I didn’t respond at all, but instead let it pass and just looked up in gratitude. Fräulein Zinner caught my gaze and slowly chewed little bites of her food without paying attention to mine. Perhaps she ate so slowly out of kindness, in order not to finish much earlier than I did the heaped plate in front of me. That’s why it seemed best for me to eat as fast as possible, while still being polite, in order not to have to be chewing after she had finished her meal. I had never before observed someone as closely during a meal, for I had always before thought it unbecoming to dedicate so much attention to such an intimate activity. I had no idea why I was so keenly interested in how she handled her knife and fork, or even raised the food to her mouth, though I couldn’t stop myself, even though I didn’t feel it was right. I considered whether Fräulein Zinner didn’t remind me of someone, and searched my simultaneously aroused and benumbed memory. Why do people compare people with others? I asked. Each is without compare, it seemed to me. Yet that’s not true. In general, you could make comparisons when the difference was not decisive, which accounts for the masses. Certainly this girl reminded me of no one, for I had encountered no one like her before, that which was familiar sitting across from me being nothing but the strange, the unknown, which attracted me. Why was I eating with this girl? The coming together of two people unknown to each other is a mere accident, and a world collapses as a result, everything falling, everything buried, sunken, filled in, though something foggy creeps along, a secretive strangeness, digging in the depths, uncovering something, lifting the discovery high up to the light and announcing, “Look, here is what was. It appears to be an ally who lived in the long ago, but not during our time.” To discover the strange in another is good fortune. It lessens the pain that lives in oneself, such discovery being the only joy.

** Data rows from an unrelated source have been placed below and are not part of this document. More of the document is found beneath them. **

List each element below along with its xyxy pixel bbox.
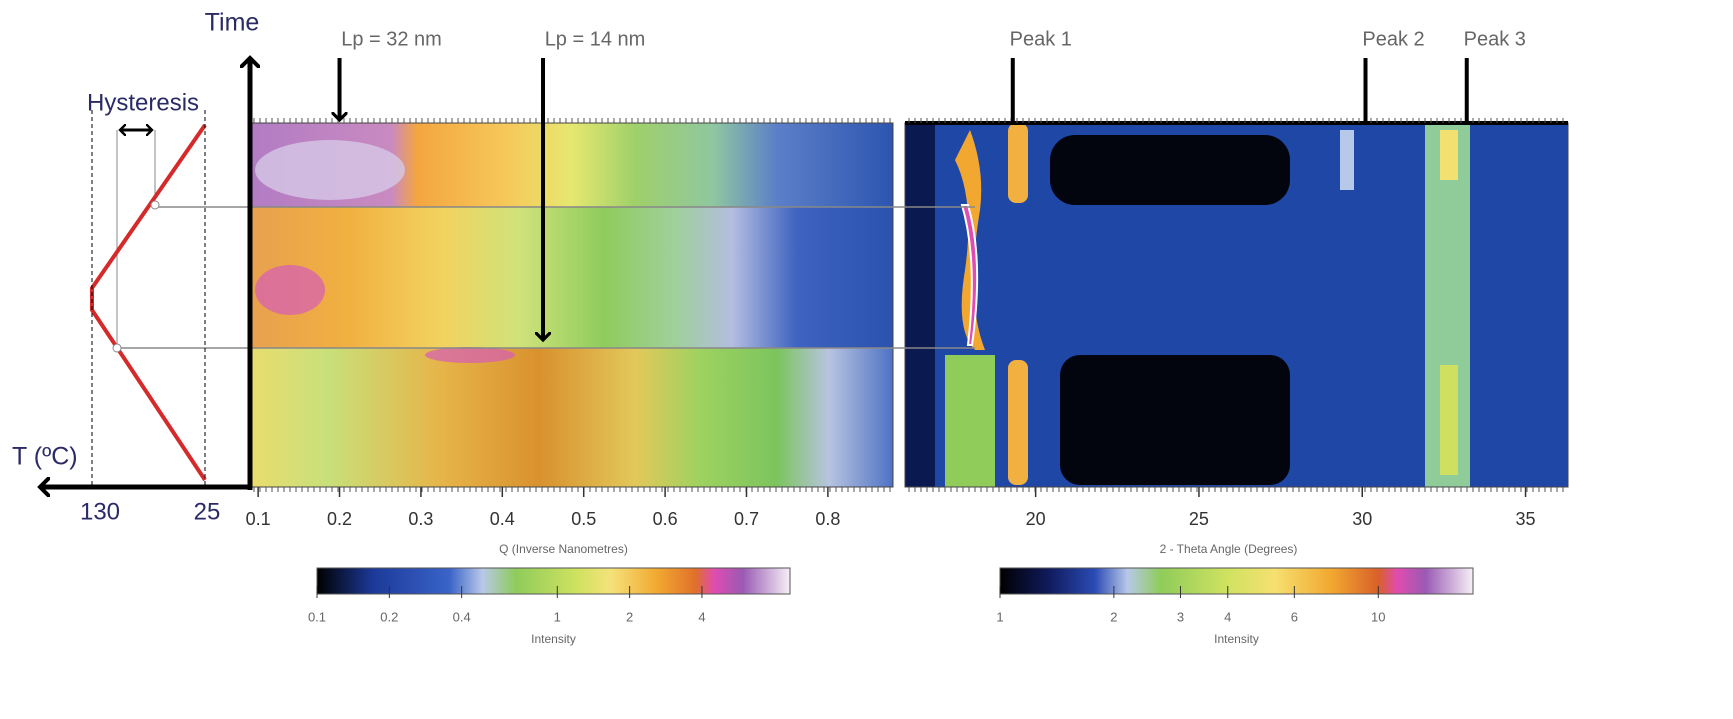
time-label: Time xyxy=(205,9,260,37)
x-tick-label: 0.3 xyxy=(408,509,433,529)
x-tick-label: 30 xyxy=(1352,509,1372,529)
colorbar-tick-label: 2 xyxy=(626,609,633,624)
colorbar-tick-label: 2 xyxy=(1110,609,1117,624)
colorbar-tick-label: 4 xyxy=(698,609,705,624)
figure: Time T (ºC) Hysteresis 130250.10.20.30.4… xyxy=(0,0,1733,719)
temperature-tick-label: 130 xyxy=(80,498,120,525)
transition-point xyxy=(151,201,159,209)
colorbar-label: Intensity xyxy=(1214,632,1259,646)
annotation-label: Peak 2 xyxy=(1362,28,1424,50)
colorbar-tick-label: 10 xyxy=(1371,609,1385,624)
x-tick-label: 0.1 xyxy=(246,509,271,529)
x-tick-label: 25 xyxy=(1189,509,1209,529)
annotation-label: Peak 3 xyxy=(1464,28,1526,50)
colorbar xyxy=(1000,568,1473,594)
x-axis-label: 2 - Theta Angle (Degrees) xyxy=(1160,542,1298,556)
x-tick-label: 0.7 xyxy=(734,509,759,529)
colorbar-tick-label: 4 xyxy=(1224,609,1231,624)
saxs-heatmap xyxy=(250,123,893,487)
hysteresis-label: Hysteresis xyxy=(87,89,199,116)
colorbar-tick-label: 3 xyxy=(1177,609,1184,624)
colorbar-tick-label: 0.2 xyxy=(380,609,398,624)
temperature-label: T (ºC) xyxy=(12,443,78,471)
x-axis-label: Q (Inverse Nanometres) xyxy=(499,542,628,556)
x-tick-label: 35 xyxy=(1516,509,1536,529)
colorbar-tick-label: 0.4 xyxy=(453,609,471,624)
x-tick-label: 0.8 xyxy=(815,509,840,529)
colorbar-label: Intensity xyxy=(531,632,576,646)
annotation-label: Peak 1 xyxy=(1010,28,1072,50)
colorbar-tick-label: 0.1 xyxy=(308,609,326,624)
waxs-heatmap xyxy=(905,123,1568,487)
colorbar xyxy=(317,568,790,594)
annotation-label: Lp = 14 nm xyxy=(545,28,646,50)
temperature-ramp xyxy=(92,125,205,480)
x-tick-label: 0.5 xyxy=(571,509,596,529)
colorbar-tick-label: 1 xyxy=(554,609,561,624)
x-tick-label: 0.4 xyxy=(490,509,515,529)
x-tick-label: 0.2 xyxy=(327,509,352,529)
x-tick-label: 0.6 xyxy=(653,509,678,529)
colorbar-tick-label: 1 xyxy=(996,609,1003,624)
transition-point xyxy=(113,344,121,352)
annotation-label: Lp = 32 nm xyxy=(341,28,442,50)
x-tick-label: 20 xyxy=(1026,509,1046,529)
colorbar-tick-label: 6 xyxy=(1291,609,1298,624)
temperature-tick-label: 25 xyxy=(194,498,221,525)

My thoughts were disrupted by the waiter. The dessert table stood before us, set with little glass bowls filled with a soft colorful foam. I tried some, and it melted on my tongue and tasted of lemon. Fräulein Zinner looked at me somewhat absently, though she noted my pleasure. I broke the silence so suddenly with a question that it almost shocked her.
“Do cooking and housework interest you?”
“I’m a terrible cook and, to my endless worry, know nothing about running a home.”
She said this with such concern; I thought I even saw tears well up. Why had I touched on something so sensitive?
“That doesn’t matter,” I tossed back cheerfully, and blithely went on to say, “No one needs to know about such things. When it comes time, you learn on your own.”